+1 on using JIRA workflows to manage the backlog, and +9000 on having
decent descriptions for all JIRA issues.


On Tue, Jul 29, 2014 at 7:48 PM, Sean Owen <so...@cloudera.com> wrote:

> How about using a JIRA status like "Documentation Required" to mean
> "burden's on you to elaborate with a motivation and/or PR". This could
> both prompt people to do so, and also let one see when a JIRA has been
> waiting on the reporter for months, rather than simply never been
> looked at, and should thus time out and be closed.

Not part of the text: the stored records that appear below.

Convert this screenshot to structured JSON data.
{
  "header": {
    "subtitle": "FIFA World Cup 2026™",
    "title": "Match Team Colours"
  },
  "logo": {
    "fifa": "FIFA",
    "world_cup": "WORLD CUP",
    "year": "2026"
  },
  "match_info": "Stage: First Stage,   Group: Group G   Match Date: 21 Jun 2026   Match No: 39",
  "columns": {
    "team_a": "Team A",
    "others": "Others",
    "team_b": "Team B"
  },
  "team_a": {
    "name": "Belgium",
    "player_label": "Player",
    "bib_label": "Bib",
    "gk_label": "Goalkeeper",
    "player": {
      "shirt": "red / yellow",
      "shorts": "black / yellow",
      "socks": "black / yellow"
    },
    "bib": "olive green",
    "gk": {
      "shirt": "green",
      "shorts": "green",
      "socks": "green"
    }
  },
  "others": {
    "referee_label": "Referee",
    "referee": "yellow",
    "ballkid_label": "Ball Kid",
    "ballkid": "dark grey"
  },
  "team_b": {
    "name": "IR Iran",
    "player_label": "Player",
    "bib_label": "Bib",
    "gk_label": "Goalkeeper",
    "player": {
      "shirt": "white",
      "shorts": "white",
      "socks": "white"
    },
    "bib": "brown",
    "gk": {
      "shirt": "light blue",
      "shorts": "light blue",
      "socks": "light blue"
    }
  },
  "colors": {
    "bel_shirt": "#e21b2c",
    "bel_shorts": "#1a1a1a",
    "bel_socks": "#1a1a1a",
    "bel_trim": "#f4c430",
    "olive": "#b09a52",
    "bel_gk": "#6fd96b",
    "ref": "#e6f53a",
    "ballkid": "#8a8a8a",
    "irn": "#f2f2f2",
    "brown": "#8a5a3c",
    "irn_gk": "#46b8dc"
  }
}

Both of these would
> probably help the JIRA backlog.
>
> On Wed, Jul 30, 2014 at 12:34 AM, Mark Hamstra <m...@clearstorydata.com>
> wrote:
> > Of late, I've been coming across quite a few pull requests and associated
> > JIRA issues that contain nothing indicating their purpose beyond a pretty
> > minimal description of what the pull request does.  On the pull request
> > itself, a reference to the corresponding JIRA in the title combined with
> a
> > description that gives us a sketch of what the PR does is fine, but if
> > there is no description in at least the JIRA of *why* you think some
> change
> > to Spark would be good, then it often makes getting started on code
> reviews
> > a little harder for those of us doing the reviews.  So, I'm requesting
> that
> > if you are submitting a JIRA or pull request for something that isn't
> > obviously a bug or bug fix, you please include some sort of motivation in
> > at least the JIRA body so that the reviewers can more easily get through
> > the head-scratching phase of trying to figure out why Spark might be
> > improved by merging a pull request.